Workshop Notes: Getting over it
By Tamara Lee
Two weeks ago, I found myself in a familiar but near-forgotten situation: Surrounded by a diverse group of strangers, in a workshop led by a well-known Canadian writer. Over a dozen years after my last university writing workshop, I've started a weekly “Master Fiction Class” with Nancy Lee.
It’s been some time since I was in a face-to-face workshop. I’ve occassionally met with writers to discuss work and I’ve workshopped in other genres over the years, but those times, and my Internet workshop experiences, were rarely as focused, or as committed to the fiction-editing process.
Nancy, off the top, let us know what her goal in this class would be—the “Master” part of the workshop. We’re meant to leave the class with a much stronger sense of how to edit our own work well, and the ability to read others’ work with an eye open for how our readings and commentaries reflect our own writing.
The writer’s ego is a hell of a thing, the newer or emerging writer especially fragile. In university, a 20-year-old's sense of self seems more dependent upon the class’s glowing acceptance of her undeniable brilliance. But as mature adults, life experience tends to provide more than deeper story-wells. Our worlds are less likely to crumble by the inevitable negative criticism: we all have husbands, wives, children, careers; outside lives acting as retaining walls.
Another trait mature emerging-writers carry with them is a greater personal craft-awareness.
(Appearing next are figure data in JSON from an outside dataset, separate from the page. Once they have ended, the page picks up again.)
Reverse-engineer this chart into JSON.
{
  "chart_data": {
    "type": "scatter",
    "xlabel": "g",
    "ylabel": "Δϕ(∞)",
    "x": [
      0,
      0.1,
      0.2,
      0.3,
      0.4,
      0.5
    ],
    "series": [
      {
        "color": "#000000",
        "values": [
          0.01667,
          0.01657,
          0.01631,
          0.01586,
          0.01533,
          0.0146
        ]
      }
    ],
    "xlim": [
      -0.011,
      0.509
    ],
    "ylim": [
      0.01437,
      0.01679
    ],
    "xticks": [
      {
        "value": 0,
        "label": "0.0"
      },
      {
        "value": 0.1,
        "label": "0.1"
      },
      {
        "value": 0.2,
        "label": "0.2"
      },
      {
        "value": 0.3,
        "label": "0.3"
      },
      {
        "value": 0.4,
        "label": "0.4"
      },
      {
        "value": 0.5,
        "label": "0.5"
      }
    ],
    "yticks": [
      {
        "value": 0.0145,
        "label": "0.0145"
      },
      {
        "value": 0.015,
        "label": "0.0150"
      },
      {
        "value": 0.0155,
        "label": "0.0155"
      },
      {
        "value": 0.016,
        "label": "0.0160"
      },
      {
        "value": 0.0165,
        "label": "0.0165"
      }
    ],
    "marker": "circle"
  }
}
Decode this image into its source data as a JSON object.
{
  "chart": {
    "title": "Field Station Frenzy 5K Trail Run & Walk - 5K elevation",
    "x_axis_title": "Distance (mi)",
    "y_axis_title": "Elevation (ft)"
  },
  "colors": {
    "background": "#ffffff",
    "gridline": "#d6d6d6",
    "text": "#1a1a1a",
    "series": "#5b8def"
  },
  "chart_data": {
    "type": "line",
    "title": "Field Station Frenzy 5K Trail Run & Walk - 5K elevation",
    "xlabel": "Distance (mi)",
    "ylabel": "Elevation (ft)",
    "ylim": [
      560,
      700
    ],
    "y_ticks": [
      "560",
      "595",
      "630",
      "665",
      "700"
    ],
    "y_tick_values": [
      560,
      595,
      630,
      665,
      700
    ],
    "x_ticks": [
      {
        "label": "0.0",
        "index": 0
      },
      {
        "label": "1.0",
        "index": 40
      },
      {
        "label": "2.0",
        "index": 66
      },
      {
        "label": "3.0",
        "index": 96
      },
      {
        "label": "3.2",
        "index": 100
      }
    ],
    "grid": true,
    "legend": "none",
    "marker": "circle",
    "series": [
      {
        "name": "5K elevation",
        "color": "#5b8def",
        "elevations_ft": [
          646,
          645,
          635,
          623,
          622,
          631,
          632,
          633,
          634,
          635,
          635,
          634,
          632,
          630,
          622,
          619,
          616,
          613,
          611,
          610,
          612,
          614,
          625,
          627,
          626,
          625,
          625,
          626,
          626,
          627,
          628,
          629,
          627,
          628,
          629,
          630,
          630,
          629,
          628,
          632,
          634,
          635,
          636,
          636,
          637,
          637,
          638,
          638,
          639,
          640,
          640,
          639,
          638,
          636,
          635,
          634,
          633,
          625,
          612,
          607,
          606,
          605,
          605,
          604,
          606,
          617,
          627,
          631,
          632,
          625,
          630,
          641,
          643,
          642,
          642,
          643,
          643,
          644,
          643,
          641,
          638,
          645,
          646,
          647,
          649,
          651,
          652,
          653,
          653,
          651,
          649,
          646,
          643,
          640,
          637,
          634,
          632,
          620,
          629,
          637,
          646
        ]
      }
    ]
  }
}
I’d not once been asked as a young university writing student: “What do you want to get out of this class for your writing?” The young student couldn’t possibly answer such an open question, presuming she’s there for the same reasons everyone else is: to become a writer, to validate her sense of self as a writer, and yes, grudgingly, to learn a thing or two.
But in Nancy’s class, while many of the students’ goals overlap, it was interesting to hear others’ responses; how they’ve a vested interest, a certain self-awareness, and genuine insight into their craft weaknesses and what they hope to achieve during the next 10 weeks. Each of us is at a different level, working in a different style or genre, much like any university class, yet in some ways I feel more among peers than when I was at university.
What’s scarce, but certainly not missed, is the competitive tension many university workshops have. Nancy described two common workshop models:
1) The Iowa-based Writer’s Workshop-style: using judgement, criticism/opinion, and competition, where the writer learns through defending his choices with the aim of creating a strong writer’s voice, but often the result is writers who don’t write again for a long time;
2) The other model, Nancy’s preferred approach, is more supportive, based on informed response and considering the writer’s intention, allowing the writer to develop through more balanced critique, and learning from others’ work.
Admittedly, I became nervous at this point, thinking I’d maybe entered into the wrong class. While it’s nice to feel a bit of love, as someone whose first experience leaned heavily toward the combative approach, I’ve also experienced enough workshops to know that namby-pamby niceties will not inspire me, either.
Nancy was quick to point out that the feel-good, ‘you’re so great’ book club approach is not helpful either. In the end, she reminded us only about 10% of what’s said may be ultimately useful. Careful and informed consideration is the key; learning to ask ourselves: “Exactly why isn’t that suggestion appropriate? Why might that comment, the one I immediately resented, be the sort of advice worth truly considering? And what criticisms about his story may I apply to my own work?”
Then, as though she were reading into my well-guarded character-flaw diary, Nancy pulled out another nugget for those concerned about lacking motivation and momentum to complete a story: A writer’s inability to finish a story stems from the subconscious desire to maintain the story’s potential, as long as it’s not finished, it forever remains full of possibilities.
This week I workshopped a story I’ve been working on for years, and it didn’t go nearly as badly as I’d feared it would. Memories of angst-filled workshops-past needn’t have resurfaced. I was able to sit once again at a round-table full of strangers, staring down a growing mountain of our writerly weaknesses, as part of the communal process of just getting over it.